Dave McClure, president and CEO of the United States Internet Industry Association (USIIA), didn’t shy away from the contentious topics at this year’s iWeek.
iWeek is an annual conference organised by the Internet Service Providers’ Association of South Africa (ISPA).
In his keynote entitled, “US Perspectives on Internet Policy: Opportunities and Challenges in 2010” he immediately delved into issues like net neutrality, copyright enforcement and privacy.
While speaking about copyright enforcement issues, McClure made specific mention about the Anti-Counterfeiting Trade Agreement (ACTA).
The ACTA doesn’t include South Africa, but McClure warned that Internet Service Providers (ISPs) should be on the lookout for clauses in future trade agreements with the US that seek to make ISPs responsible for their users’ browsing and downloading habits.
McClure said that this push, as well as the push to criminalise copyright violations, comes from their entertainment industry that’s seeking to make as much money from copyright violations as possible.
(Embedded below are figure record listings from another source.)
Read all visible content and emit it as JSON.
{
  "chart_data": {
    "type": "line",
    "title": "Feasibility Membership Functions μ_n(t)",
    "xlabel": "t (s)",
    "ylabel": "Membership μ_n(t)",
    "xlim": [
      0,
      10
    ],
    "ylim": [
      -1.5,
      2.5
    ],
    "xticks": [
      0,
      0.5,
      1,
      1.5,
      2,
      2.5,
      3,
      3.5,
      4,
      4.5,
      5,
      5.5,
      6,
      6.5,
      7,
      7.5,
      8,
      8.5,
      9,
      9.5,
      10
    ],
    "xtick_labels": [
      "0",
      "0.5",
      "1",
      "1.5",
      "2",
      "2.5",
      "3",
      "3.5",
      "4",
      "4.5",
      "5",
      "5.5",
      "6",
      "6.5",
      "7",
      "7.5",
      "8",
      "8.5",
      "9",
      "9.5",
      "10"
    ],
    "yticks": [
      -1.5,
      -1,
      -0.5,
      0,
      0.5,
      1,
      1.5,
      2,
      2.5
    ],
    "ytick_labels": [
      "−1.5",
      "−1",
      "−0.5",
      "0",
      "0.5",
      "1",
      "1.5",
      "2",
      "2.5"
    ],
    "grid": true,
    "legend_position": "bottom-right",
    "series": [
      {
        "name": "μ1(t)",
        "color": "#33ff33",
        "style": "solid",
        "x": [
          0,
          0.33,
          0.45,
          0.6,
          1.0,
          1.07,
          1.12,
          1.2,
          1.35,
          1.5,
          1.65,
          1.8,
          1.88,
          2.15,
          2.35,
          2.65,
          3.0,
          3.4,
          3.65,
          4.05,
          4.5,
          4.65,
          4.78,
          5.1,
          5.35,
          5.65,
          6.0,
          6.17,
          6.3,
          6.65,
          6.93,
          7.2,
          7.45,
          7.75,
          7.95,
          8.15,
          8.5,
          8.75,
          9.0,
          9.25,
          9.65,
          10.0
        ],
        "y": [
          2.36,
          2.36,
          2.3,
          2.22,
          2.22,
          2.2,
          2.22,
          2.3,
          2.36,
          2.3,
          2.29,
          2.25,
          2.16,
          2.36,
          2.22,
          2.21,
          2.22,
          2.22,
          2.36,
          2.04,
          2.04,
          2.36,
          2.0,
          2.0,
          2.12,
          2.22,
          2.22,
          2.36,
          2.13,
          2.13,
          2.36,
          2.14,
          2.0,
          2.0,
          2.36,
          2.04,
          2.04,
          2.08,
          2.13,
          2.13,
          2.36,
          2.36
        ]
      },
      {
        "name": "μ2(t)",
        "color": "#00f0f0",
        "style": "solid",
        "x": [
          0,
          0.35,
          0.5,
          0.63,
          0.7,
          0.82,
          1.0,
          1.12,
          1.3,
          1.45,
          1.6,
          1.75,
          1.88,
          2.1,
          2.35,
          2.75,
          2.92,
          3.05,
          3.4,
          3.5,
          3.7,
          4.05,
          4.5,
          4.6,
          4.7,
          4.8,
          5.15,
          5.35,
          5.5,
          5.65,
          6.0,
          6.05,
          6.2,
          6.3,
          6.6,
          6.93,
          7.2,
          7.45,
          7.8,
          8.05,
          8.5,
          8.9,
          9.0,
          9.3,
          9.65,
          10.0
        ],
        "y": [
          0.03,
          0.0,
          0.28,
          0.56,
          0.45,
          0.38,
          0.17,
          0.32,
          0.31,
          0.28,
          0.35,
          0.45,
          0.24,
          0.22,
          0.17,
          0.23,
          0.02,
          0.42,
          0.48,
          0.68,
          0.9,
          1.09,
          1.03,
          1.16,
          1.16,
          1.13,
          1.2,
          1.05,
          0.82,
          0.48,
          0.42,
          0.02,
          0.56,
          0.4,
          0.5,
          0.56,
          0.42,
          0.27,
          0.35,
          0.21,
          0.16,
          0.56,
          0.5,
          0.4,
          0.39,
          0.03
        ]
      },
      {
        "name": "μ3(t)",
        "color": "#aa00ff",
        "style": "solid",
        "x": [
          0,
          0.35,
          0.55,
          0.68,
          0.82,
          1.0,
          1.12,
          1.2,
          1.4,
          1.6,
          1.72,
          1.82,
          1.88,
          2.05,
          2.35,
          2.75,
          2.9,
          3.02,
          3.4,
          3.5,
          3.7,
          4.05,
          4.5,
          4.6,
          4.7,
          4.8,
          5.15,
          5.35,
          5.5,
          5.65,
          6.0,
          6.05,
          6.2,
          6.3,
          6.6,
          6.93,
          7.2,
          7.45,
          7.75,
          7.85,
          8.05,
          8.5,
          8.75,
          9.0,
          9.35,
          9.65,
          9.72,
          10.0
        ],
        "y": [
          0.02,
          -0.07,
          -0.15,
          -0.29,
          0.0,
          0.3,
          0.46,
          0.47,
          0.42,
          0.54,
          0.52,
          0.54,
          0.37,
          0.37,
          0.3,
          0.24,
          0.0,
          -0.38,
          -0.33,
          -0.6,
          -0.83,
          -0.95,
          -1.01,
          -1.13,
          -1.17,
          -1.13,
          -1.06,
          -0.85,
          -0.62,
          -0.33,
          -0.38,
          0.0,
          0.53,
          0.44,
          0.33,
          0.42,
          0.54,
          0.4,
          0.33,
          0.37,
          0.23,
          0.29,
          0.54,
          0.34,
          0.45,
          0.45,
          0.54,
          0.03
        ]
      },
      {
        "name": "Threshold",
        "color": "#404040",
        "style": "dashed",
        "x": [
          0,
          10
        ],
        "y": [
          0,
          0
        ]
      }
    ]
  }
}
He said that they want to shift the costs of prosecution to ISPs and law enforcement agencies. According to McClure the entertainment industry is resisting the changes caused by the Internet in the way entertainment is delivered.
The Internet and ISPs are the meteor and the entertainment industry are the dinosaurs, McClure said.
McClure said that the entertainment industry is snapping at anything and even suing their own clients for copyright infringement.
“Where have you heard of an industry that [sues their own customers]?” McClure asked.
Nicholas Lansman, Secretary General of ISPA UK, mentioned alternative music licensing models that have developed, where users can now pay a monthly fee to download as much music as they want.
Peter Sunde, one of the founders of The Pirate Bay spoke at last year’s iWeek where he stated that copying is an integral part of human nature.
When asked about the impact on artists he said that copyright only protects a small portion of individuals and companies.
Sunde suggested a model where the personal use of copyrighted material such as music should be free while commercial use can be charged to support artists.